Faire un survival en 2018 est un exercice risqué et casse-gueule. D’une part car tout cheminement scénaristique propre au genre semble avoir été exploité et sur-utilisé à outrance depuis déjà bien des décennies et d’autre part car sa réussite ne tient qu’à quelques éléments devant être dosés avec une précision chirurgicale, afin d’éviter de tomber dans le sadisme malsain. Cette double problématique, What Keeps You Alive l’a parfaitement intégré et lui permet de moderniser son propos afin d’offrir ce que l’on attendait enfin de voir à ce FEFFS : Une belle surprise, une vraie.

Pour mener à bien sa modernisation, Colin Minihan (autrefois connu pour le populaire Grave Encountersprend d’abord le pari tout aussi risqué de resserrer son intrigue sur seulement deux personnages, ne leur autorisant qu’à très peu d’occasions un contact avec l’extérieur et permettant ainsi de développer la relation d’amour puis de haine vengeresse qui unit nos deux protagonistes. Cette dramaturgie minimaliste mais très bien utilisée permet d’ajouter une brutalité supplémentaire aux coups portés tout au long du film, ne reculant devant rien en matière de gore et de situations douloureuses.

Mais là où What Keeps You Alive sait se montrer ingénieux, c’est qu’il ne tombe jamais dans des schémas prévisibles ou même forcés. Prenant le soin d’éviter minutieusement toute idée préconçue vis-à-vis des survival, le film ne se moque jamais de son spectateur et échappe même au poncif de la victime aux réactions irrationnelles (dieu merci), Colin Minihan ayant la présence d’esprit de la rendre au contraire de plus en plus combative à mesure que son enfer se prolonge vers des travers insoupçonnés.

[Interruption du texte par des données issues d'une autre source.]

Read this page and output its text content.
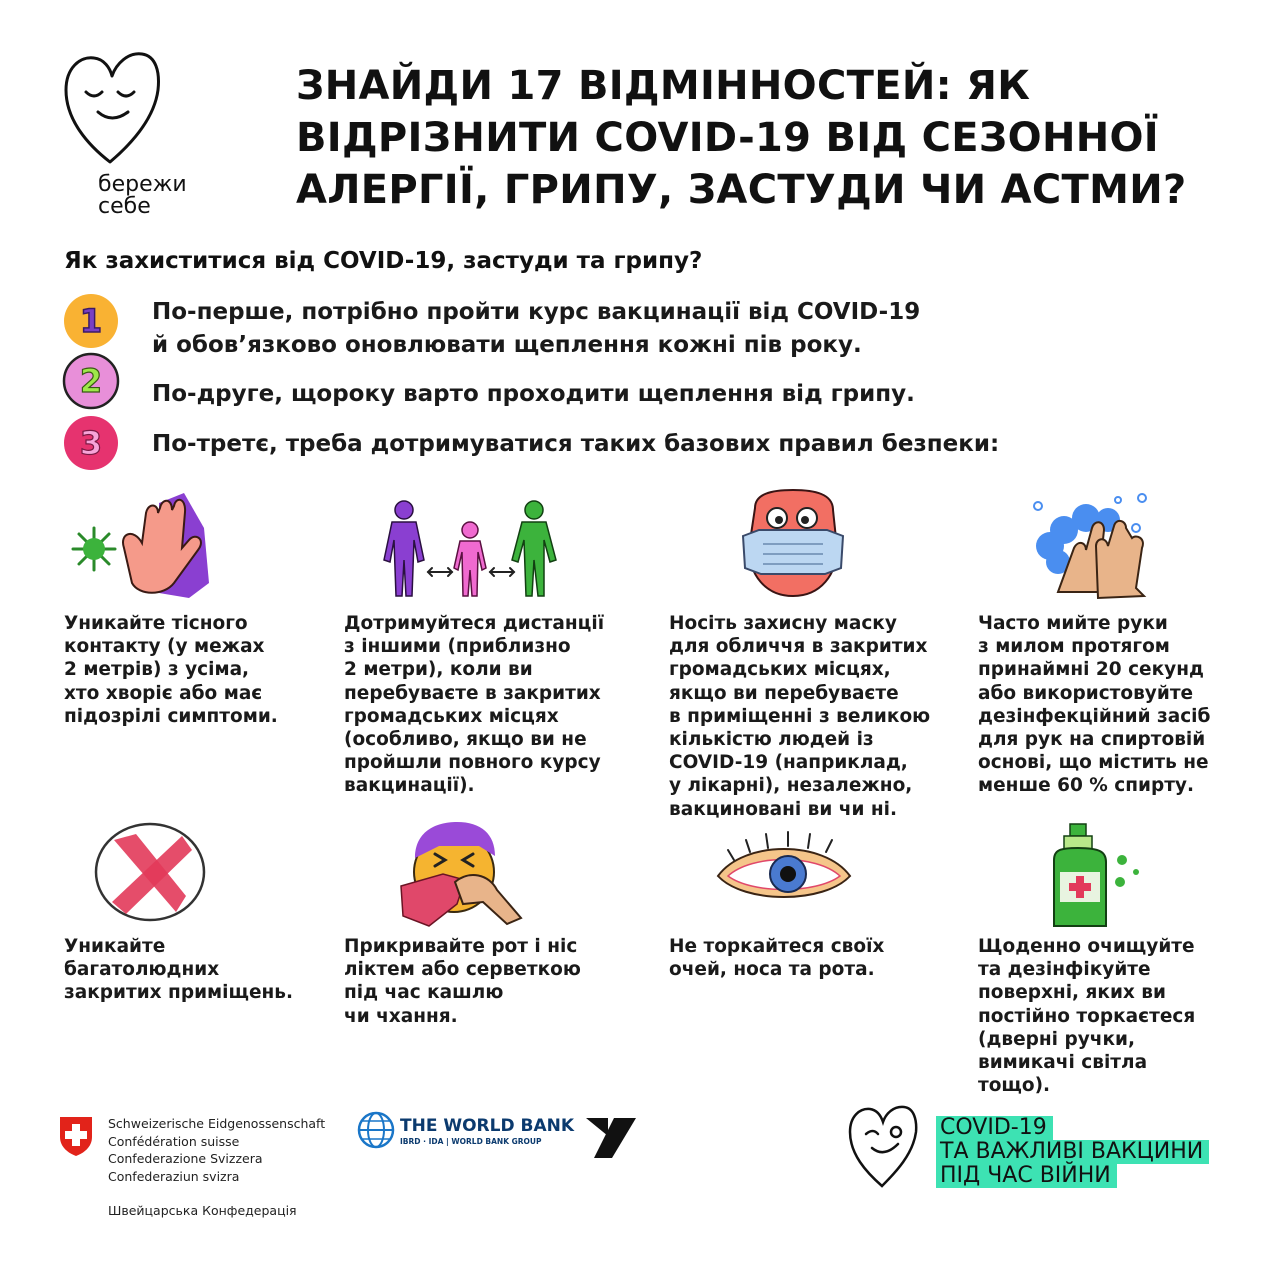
бережи
себе
ЗНАЙДИ 17 ВІДМІННОСТЕЙ: ЯК
ВІДРІЗНИТИ COVID-19 ВІД СЕЗОННОЇ
АЛЕРГІЇ, ГРИПУ, ЗАСТУДИ ЧИ АСТМИ?
Як захиститися від COVID-19, застуди та грипу?
1 По-перше, потрібно пройти курс вакцинації від COVID-19
й обов’язково оновлювати щеплення кожні пів року.
2 По-друге, щороку варто проходити щеплення від грипу.
3 По-третє, треба дотримуватися таких базових правил безпеки:
Уникайте тісного
контакту (у межах
2 метрів) з усіма,
хто хворіє або має
підозрілі симптоми.
Дотримуйтеся дистанції
з іншими (приблизно
2 метри), коли ви
перебуваєте в закритих
громадських місцях
(особливо, якщо ви не
пройшли повного курсу
вакцинації).
Носіть захисну маску
для обличчя в закритих
громадських місцях,
якщо ви перебуваєте
в приміщенні з великою
кількістю людей із
COVID-19 (наприклад,
у лікарні), незалежно,
вакциновані ви чи ні.
Часто мийте руки
з милом протягом
принаймні 20 секунд
або використовуйте
дезінфекційний засіб
для рук на спиртовій
основі, що містить не
менше 60 % спирту.
Уникайте
багатолюдних
закритих приміщень.
Прикривайте рот і ніс
ліктем або серветкою
під час кашлю
чи чхання.
Не торкайтеся своїх
очей, носа та рота.
Щоденно очищуйте
та дезінфікуйте
поверхні, яких ви
постійно торкаєтеся
(дверні ручки,
вимикачі світла
тощо).
Schweizerische Eidgenossenschaft
Confédération suisse
Confederazione Svizzera
Confederaziun svizra
Швейцарська Конфедерація
THE WORLD BANK
IBRD · IDA | WORLD BANK GROUP
COVID-19
ТА ВАЖЛИВІ ВАКЦИНИ
ПІД ЧАС ВІЙНИ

Comme une sorte de version étendue du final de Haute Tension, What Keeps You Alive est une véritable et très agréable surprise dans une sélection qui laissait jusque-là sur notre faim. En plus de se montrer étonnamment angoissant, le film peut également se targuer de disposer d’une superbe photographie et d’une réalisation extrêmement classieuse et ingénieuse, magnifiant constamment son décor ainsi que ses éclats sanglants et sachant toujours taper là où ça fait mal. Vous auriez sincèrement tort de vous priver d’un tel défouloir-surprise et jubilatoire, qui plus est à la visibilité LGBT+ toujours bienvenue.

What Keeps You Alive
4

Conclusion

Malgré son postulat potentiellement risqué sur le long terme, What Keeps You Alive est un spectacle brutal, prenant, magnifique visuellement, angoissant et surtout, qui arrive à toujours surprendre dans un domaine du survival tout plus prévisible et cliché. Notre coup de cœur du festival.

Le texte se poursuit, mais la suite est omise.